Bobada siniestra, repito, bien visible en la base de aquella célebre lamentación de Azaña: "Lo que me ha dado un hachazo terrible es, con motivo de la guerra, haber descubierto la falta de solidaridad nacional. Ni aun el peligro de la guerra ha servido de soldador. Al contrario, se han aprovechado para que cada cual tire por su lado". Azaña también creía que hasta su república, España y su historia no valían nada, y de manera similar pensaban los demás partidos izquierdistas, cada uno con su solución. Nada tiene de extraño que, llegado el momento, cada cual tirase por su lado.

Como las estupideces tiran unas de otras como las cerezas, ahora el PP de Baleares ha inventado el "patriotismo estatutario", según el cual España "es la suma de la historia, cultura y lenguas" de sus "nacionalidades". Pero si hacemos esa suma, solo resulta un montón de historias, culturas y lenguas regionales, domésticas, de muy escasa proyección, mientras que España ha tenido, evidentemente, una influencia crucial en la historia del mundo, y es, por tanto, mucho más que una adición de valores estimables, pero en definitiva mediocres.

La diferencia resalta en el idioma.

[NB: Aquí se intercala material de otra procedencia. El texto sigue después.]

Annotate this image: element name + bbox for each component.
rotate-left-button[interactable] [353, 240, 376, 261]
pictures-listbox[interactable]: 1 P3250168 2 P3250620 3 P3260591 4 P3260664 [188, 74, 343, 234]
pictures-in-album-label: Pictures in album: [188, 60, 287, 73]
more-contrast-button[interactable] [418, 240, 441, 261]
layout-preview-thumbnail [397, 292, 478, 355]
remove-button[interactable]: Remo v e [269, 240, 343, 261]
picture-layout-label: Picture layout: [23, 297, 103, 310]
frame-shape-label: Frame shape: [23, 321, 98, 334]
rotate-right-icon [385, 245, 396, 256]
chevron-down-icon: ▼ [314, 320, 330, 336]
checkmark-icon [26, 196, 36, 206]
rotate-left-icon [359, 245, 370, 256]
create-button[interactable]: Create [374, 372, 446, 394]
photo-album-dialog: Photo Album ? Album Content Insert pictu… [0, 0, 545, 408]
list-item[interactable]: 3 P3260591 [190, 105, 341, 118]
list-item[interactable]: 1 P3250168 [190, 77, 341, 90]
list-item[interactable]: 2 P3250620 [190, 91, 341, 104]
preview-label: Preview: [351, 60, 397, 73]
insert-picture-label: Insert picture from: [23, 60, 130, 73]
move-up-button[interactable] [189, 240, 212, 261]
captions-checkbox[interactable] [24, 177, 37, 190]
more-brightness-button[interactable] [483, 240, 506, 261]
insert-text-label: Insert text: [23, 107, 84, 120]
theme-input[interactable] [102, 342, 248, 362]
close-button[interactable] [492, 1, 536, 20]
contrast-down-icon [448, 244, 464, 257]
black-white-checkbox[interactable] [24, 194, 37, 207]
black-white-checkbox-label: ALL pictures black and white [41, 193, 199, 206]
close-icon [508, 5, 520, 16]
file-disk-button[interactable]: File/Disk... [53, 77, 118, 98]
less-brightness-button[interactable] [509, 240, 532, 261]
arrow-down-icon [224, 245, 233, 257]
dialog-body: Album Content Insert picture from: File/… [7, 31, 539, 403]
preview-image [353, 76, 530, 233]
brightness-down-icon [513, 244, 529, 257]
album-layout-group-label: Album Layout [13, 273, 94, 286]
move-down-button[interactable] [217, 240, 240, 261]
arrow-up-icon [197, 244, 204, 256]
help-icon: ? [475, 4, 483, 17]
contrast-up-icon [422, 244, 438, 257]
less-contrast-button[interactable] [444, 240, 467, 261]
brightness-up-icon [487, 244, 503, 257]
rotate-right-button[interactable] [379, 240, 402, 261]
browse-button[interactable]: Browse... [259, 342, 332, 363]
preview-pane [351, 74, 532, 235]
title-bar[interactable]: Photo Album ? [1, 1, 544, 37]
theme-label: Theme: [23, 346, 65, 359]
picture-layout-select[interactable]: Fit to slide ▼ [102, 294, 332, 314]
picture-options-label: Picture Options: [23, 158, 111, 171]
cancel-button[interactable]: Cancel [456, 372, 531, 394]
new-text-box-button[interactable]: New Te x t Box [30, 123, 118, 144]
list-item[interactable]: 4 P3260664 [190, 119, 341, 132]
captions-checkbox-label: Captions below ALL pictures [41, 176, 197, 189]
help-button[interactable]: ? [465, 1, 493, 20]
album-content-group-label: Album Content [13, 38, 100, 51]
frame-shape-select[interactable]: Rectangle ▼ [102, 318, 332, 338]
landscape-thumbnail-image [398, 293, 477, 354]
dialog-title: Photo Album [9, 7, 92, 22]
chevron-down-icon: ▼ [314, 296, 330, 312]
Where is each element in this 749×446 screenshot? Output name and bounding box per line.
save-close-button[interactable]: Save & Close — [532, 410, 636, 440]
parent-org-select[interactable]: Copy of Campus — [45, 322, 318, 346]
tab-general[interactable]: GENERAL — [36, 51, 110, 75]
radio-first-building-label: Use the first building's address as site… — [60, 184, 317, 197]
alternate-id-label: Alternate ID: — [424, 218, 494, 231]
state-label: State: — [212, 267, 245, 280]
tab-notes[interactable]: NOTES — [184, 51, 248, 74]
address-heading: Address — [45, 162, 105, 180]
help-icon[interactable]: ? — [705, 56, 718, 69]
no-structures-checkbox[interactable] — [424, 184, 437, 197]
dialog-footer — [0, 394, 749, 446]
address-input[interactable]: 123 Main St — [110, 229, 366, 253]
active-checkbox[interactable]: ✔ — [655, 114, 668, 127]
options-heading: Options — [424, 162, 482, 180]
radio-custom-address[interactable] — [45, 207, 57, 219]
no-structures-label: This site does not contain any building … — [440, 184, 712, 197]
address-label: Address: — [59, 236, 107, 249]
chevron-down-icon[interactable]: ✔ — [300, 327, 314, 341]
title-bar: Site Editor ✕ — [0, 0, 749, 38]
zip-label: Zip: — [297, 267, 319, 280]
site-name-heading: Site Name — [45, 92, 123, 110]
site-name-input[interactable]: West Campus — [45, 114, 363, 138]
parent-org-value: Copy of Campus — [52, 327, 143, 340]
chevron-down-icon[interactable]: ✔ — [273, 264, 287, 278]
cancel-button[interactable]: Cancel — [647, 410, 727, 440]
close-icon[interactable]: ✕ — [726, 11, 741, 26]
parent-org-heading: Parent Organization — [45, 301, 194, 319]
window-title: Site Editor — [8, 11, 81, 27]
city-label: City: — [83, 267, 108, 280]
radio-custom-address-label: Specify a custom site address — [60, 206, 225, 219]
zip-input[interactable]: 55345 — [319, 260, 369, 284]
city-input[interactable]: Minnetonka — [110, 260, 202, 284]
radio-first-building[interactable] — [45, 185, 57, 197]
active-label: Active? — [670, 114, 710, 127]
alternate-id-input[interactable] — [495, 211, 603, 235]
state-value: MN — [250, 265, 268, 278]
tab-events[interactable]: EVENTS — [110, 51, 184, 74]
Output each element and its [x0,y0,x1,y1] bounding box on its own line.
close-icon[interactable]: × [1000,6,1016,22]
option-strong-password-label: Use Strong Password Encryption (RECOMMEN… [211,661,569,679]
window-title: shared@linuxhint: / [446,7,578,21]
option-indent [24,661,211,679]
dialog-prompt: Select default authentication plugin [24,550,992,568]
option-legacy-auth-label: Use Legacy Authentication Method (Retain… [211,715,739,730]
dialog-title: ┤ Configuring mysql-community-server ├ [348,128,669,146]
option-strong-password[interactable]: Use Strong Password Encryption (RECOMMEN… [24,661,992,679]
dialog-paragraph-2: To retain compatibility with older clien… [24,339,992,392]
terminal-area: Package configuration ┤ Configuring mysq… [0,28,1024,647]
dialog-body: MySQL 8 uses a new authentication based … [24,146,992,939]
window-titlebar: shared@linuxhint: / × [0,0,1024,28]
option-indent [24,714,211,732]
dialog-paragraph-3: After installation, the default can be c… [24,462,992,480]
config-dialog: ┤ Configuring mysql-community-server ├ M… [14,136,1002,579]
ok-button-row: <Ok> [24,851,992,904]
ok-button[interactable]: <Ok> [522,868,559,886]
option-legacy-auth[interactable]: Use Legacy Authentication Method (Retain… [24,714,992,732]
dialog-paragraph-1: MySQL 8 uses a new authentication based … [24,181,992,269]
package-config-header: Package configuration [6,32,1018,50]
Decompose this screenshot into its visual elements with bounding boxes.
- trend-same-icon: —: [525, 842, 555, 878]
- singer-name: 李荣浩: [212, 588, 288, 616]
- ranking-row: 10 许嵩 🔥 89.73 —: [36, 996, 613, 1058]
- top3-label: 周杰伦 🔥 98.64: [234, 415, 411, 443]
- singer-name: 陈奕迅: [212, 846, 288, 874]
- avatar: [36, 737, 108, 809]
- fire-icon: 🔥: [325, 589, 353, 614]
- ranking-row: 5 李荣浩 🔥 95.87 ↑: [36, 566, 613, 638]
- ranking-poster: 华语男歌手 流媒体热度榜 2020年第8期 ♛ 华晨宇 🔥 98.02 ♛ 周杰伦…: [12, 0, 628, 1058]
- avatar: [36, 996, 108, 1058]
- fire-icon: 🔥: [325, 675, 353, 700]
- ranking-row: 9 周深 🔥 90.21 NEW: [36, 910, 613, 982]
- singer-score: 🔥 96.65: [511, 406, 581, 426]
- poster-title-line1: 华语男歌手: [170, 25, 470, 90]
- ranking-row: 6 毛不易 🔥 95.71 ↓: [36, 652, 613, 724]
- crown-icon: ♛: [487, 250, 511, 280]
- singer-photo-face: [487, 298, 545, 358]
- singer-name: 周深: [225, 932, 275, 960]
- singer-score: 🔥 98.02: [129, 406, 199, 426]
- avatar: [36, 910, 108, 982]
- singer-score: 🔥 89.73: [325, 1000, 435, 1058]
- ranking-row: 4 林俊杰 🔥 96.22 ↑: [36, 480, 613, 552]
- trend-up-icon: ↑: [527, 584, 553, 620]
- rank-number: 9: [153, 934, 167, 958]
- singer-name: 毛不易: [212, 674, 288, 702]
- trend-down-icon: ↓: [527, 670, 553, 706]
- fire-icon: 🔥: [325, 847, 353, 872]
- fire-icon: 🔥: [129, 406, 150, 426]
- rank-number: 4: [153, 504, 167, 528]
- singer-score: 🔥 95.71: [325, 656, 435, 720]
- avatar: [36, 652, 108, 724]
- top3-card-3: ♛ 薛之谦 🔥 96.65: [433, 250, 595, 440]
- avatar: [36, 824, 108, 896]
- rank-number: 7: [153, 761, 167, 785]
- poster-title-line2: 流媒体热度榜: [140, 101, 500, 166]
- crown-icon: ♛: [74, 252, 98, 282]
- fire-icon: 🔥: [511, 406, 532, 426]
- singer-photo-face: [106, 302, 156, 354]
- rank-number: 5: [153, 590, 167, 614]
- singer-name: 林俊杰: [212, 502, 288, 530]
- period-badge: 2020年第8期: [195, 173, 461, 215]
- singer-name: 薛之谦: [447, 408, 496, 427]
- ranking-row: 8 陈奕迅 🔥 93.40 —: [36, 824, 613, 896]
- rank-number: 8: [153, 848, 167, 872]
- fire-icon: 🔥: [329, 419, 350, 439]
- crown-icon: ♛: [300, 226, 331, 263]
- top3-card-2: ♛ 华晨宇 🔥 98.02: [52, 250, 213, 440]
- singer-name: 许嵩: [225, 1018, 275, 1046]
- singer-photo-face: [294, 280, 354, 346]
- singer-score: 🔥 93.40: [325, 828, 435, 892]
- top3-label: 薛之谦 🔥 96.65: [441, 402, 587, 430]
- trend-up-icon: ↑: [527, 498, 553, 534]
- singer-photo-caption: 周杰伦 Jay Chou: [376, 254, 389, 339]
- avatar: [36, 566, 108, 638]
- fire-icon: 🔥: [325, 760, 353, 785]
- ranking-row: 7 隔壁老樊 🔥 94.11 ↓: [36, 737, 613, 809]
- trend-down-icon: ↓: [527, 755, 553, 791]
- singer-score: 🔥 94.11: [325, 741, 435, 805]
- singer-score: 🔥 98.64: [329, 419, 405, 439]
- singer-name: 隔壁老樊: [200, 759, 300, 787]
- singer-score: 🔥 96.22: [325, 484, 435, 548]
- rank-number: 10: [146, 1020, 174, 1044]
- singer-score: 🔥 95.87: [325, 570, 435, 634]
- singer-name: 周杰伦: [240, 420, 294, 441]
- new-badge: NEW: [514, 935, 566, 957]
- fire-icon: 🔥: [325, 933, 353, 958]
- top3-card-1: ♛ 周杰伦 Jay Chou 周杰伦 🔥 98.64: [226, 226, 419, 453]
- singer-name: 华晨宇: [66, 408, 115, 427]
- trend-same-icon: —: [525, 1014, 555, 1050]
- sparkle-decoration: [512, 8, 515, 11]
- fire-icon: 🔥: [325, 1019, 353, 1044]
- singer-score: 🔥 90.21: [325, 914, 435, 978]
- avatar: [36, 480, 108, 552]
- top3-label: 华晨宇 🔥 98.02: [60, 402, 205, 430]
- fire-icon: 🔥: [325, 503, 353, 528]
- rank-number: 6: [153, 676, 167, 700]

El castellano no puede sumarse al gallego, el vasco y el catalán, pues constituye el idioma común y uno de los soldadores principales de la nación española, función incumplible para los otros. Ya me gustaría, como gallego, que fuera éste el idioma común de los españoles y de veinte naciones más, pero la historia ha sido distinta, y sería tan ridículo lamentarlo como pretender una equiparación, salvo en el plano regional, con el español común, que ha resultado ser el castellano. Este idioma es también propio de Galicia, y lo mismo ocurre en Cataluña, Baleares o Vasconia. A formarlo no sólo ha contribuido Castilla, aunque fuera su origen, sino el conjunto de las regiones, y cada vez más el conjunto de países hispanohablantes. Lo más y probablemente mejor de la literatura gallega, como de la catalana, y no digamos la vasca, está escrito en ese español común, que por serlo no puede "sumarse" a los otros.

Se entiende que un objetivo fundamental de los nacionalistas consista en hacer del idioma español por antonomasia "uno más", y ajeno a las respectivas regiones. Se entiende también que el proceso disgregador ha avanzado ya demasiado y va siendo hora de ponerle coto.